Bajamos por Jesús del Valle. Un tío nos pide un cigarro. 'No fumamos, socio'. Seguimos caminando. Charlando. Etcétera.
De pronto, nos interrumpe un insistente: 'Chst, chst, chst'. Procede de ese grupo a la derecha. Hay un coche parado en medio de la calle, con puertas abiertas. Y, al otro lado, un mindundi con camisa de cuadros me mira fijamente. Hace un sutil gesto, con su mano y su nariz.

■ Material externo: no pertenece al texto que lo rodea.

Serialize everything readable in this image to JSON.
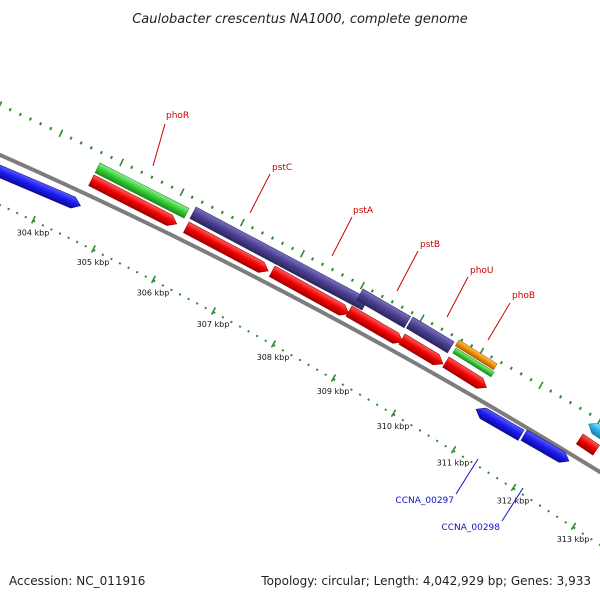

No sé si me vacila o me ofrece coca. Rodeándolo hay siete babuinos y un grupito de fulanas. Esbozo mi mejor sonrisa. Giro la cabeza e intento seguir conversando. Pero he perdido el hilo.
Un poco más allá, dos nacionales le dan el alto a un vehículo. El conductor baja de un salto y sale corriendo. Lo alcanzan junto a un paso de cebra. Y le dan bien de hostias.
Se hace el profundo. Se atusa la perilla. Se lía un cigarrillo y lo chupa. Aspira con los ojos entrecerrados. Como viendo algo más allá de la anodina tarde otoñal. Expulsa humo. Nos mira y nos escucha, condescendiente. 'Mediocres', parece pensar.
Si los académicos no aprecian mi prosa es por culpa de una ex novia que se quedó embarazada y nunca me confesó quién era el padre. Aunque, antes de largarse, me hizo una advertencia.
Me hubiera gustado escribir la continuación de la historia de la hiedra moribunda. De verdad. Pero ha sido reemplazada por una rolliza planta de Aloe Vera.